Seamos claros, el feudalismo exige acatamiento, mientras que España y Libertad, sugiere rebelión cívica. El uno es el veneno que paraliza el corazón; la otra el antídoto que busca avivarlo. Es lógico que quienes expanden el veneno en España no estén interesados en comprar el antídoto; que tampoco tengan demasiado interés en que los enfermos lo conozcan; y que si pueden, no duden en destruirlo.

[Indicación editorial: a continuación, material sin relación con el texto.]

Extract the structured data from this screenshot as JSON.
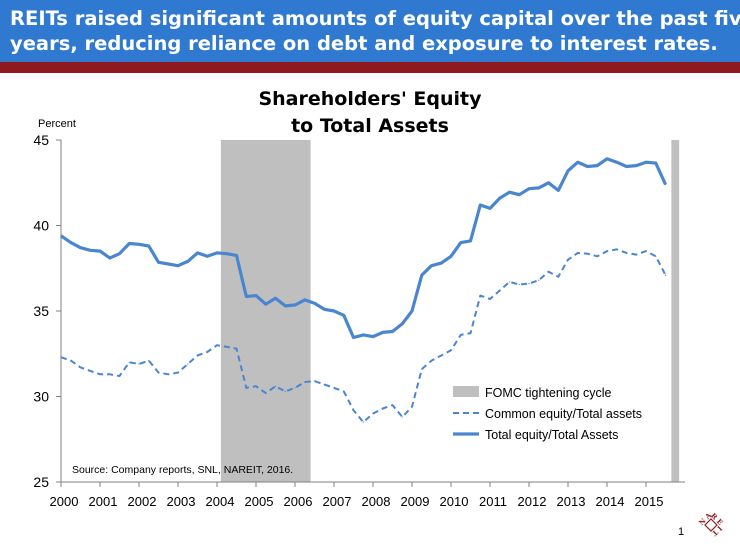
{
  "banner": {
    "line1": "REITs raised significant amounts of equity capital over the past five",
    "line2": "years, reducing reliance on debt and exposure to interest rates."
  },
  "page_number": "1",
  "logo": {
    "text": "NAREIT"
  },
  "colors": {
    "banner": "#2f7ad0",
    "accent_bar": "#8e1a1f",
    "series": "#4a86d0",
    "shade": "#bfbfbf"
  },
  "chart_data": {
    "type": "line",
    "title": "Shareholders' Equity to Total Assets",
    "title_lines": [
      "Shareholders' Equity",
      "to Total Assets"
    ],
    "ylabel": "Percent",
    "ylim": [
      25,
      45
    ],
    "yticks": [
      "25",
      "30",
      "35",
      "40",
      "45"
    ],
    "xlim": [
      2000,
      2016
    ],
    "xticks": [
      "2000",
      "2001",
      "2002",
      "2003",
      "2004",
      "2005",
      "2006",
      "2007",
      "2008",
      "2009",
      "2010",
      "2011",
      "2012",
      "2013",
      "2014",
      "2015"
    ],
    "grid": false,
    "legend_position": "bottom-right",
    "note": "Source: Company reports, SNL, NAREIT, 2016.",
    "shaded_periods": [
      {
        "name": "FOMC tightening cycle",
        "start": 2004.1,
        "end": 2006.4
      },
      {
        "name": "FOMC tightening cycle",
        "start": 2015.65,
        "end": 2015.85
      }
    ],
    "legend": [
      {
        "label": "FOMC tightening cycle",
        "kind": "shade"
      },
      {
        "label": "Common equity/Total assets",
        "kind": "dashed"
      },
      {
        "label": "Total equity/Total Assets",
        "kind": "solid"
      }
    ],
    "x": [
      2000.0,
      2000.25,
      2000.5,
      2000.75,
      2001.0,
      2001.25,
      2001.5,
      2001.75,
      2002.0,
      2002.25,
      2002.5,
      2002.75,
      2003.0,
      2003.25,
      2003.5,
      2003.75,
      2004.0,
      2004.25,
      2004.5,
      2004.75,
      2005.0,
      2005.25,
      2005.5,
      2005.75,
      2006.0,
      2006.25,
      2006.5,
      2006.75,
      2007.0,
      2007.25,
      2007.5,
      2007.75,
      2008.0,
      2008.25,
      2008.5,
      2008.75,
      2009.0,
      2009.25,
      2009.5,
      2009.75,
      2010.0,
      2010.25,
      2010.5,
      2010.75,
      2011.0,
      2011.25,
      2011.5,
      2011.75,
      2012.0,
      2012.25,
      2012.5,
      2012.75,
      2013.0,
      2013.25,
      2013.5,
      2013.75,
      2014.0,
      2014.25,
      2014.5,
      2014.75,
      2015.0,
      2015.25,
      2015.5
    ],
    "series": [
      {
        "name": "Total equity/Total Assets",
        "style": "solid",
        "values": [
          39.4,
          39.0,
          38.7,
          38.55,
          38.5,
          38.1,
          38.35,
          38.95,
          38.9,
          38.8,
          37.85,
          37.75,
          37.65,
          37.9,
          38.4,
          38.2,
          38.4,
          38.35,
          38.25,
          35.85,
          35.9,
          35.4,
          35.75,
          35.3,
          35.35,
          35.65,
          35.45,
          35.1,
          35.0,
          34.75,
          33.45,
          33.6,
          33.5,
          33.75,
          33.8,
          34.25,
          35.0,
          37.1,
          37.65,
          37.8,
          38.2,
          39.0,
          39.1,
          41.2,
          41.0,
          41.6,
          41.95,
          41.8,
          42.15,
          42.2,
          42.5,
          42.05,
          43.2,
          43.7,
          43.45,
          43.5,
          43.9,
          43.7,
          43.45,
          43.5,
          43.7,
          43.65,
          42.4
        ]
      },
      {
        "name": "Common equity/Total assets",
        "style": "dashed",
        "values": [
          32.3,
          32.1,
          31.7,
          31.5,
          31.3,
          31.3,
          31.2,
          32.0,
          31.9,
          32.1,
          31.4,
          31.3,
          31.4,
          31.9,
          32.4,
          32.6,
          33.0,
          32.9,
          32.8,
          30.5,
          30.6,
          30.2,
          30.6,
          30.3,
          30.5,
          30.85,
          30.9,
          30.7,
          30.5,
          30.3,
          29.2,
          28.5,
          29.0,
          29.3,
          29.5,
          28.8,
          29.4,
          31.6,
          32.1,
          32.4,
          32.7,
          33.6,
          33.7,
          35.9,
          35.7,
          36.2,
          36.7,
          36.55,
          36.6,
          36.8,
          37.3,
          37.0,
          38.0,
          38.4,
          38.35,
          38.2,
          38.5,
          38.6,
          38.4,
          38.3,
          38.5,
          38.2,
          37.1
        ]
      }
    ]
  }
}
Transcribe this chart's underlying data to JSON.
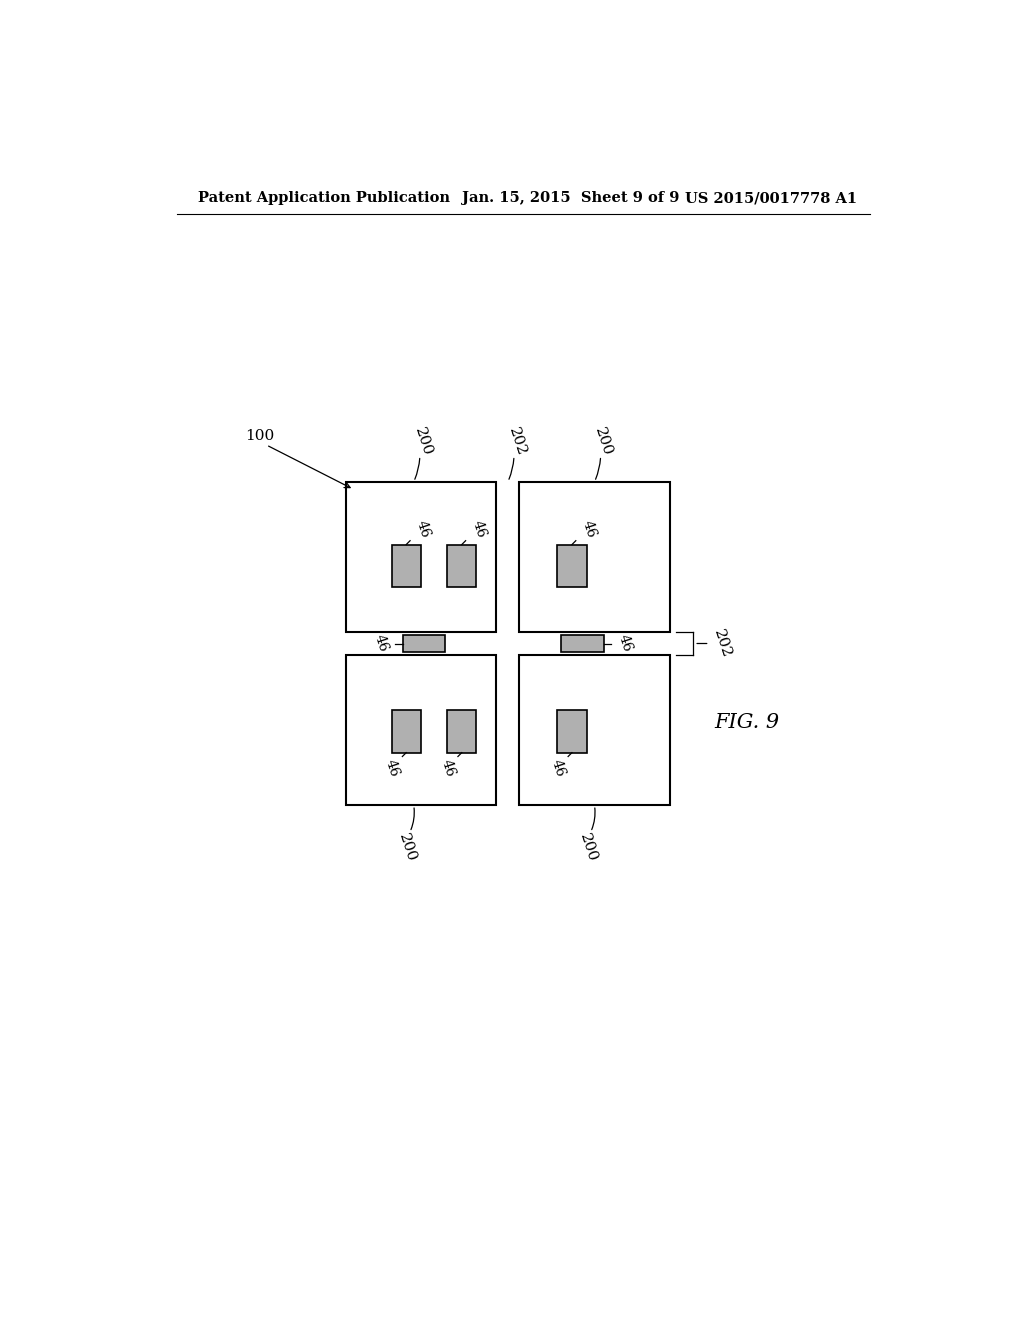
{
  "background_color": "#ffffff",
  "header_left": "Patent Application Publication",
  "header_center": "Jan. 15, 2015  Sheet 9 of 9",
  "header_right": "US 2015/0017778 A1",
  "fig_label": "FIG. 9",
  "label_100": "100",
  "label_200": "200",
  "label_202": "202",
  "label_46": "46",
  "die_color": "#ffffff",
  "die_edge_color": "#000000",
  "rect_fill_color": "#b0b0b0",
  "rect_edge_color": "#000000",
  "line_color": "#000000"
}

Esta realidad, mi amiga Yolanda Morín, que es muy perspicaz la conocía perfectamente; no ignoraba que los terrenos que pisaba eran pantanosos; pero ello no le impidió emprender el camino cívico, cuando la mayoría desconocía de su existencia. Quienes pergeñaron el proyecto lo bautizaron como España y libertad. Con dos ovarios. Ambas palabras sintetizan a la perfección el sentido de su proyecto, pero también lo que pensamos millones de españoles. España exige libertad, al igual que la libertad, pierde su sentido si le falta España. La cosa es que tanto la una como la otra permanecen secuestradas.

El mencionado artículo de la presidenta de España y Libertad, qué duda cabe, define el sentimiento que asiste a quienes, ven con impotencia como su voz es apagada por el calculado ruido que generan los fanáticos. Habrá quien se pregunte quién me ha dado vela en este entierro. Y tendrá razón. Simplemente me parecía justo poner el punto sobre unas letras que creo inacabadas. Eso es todo.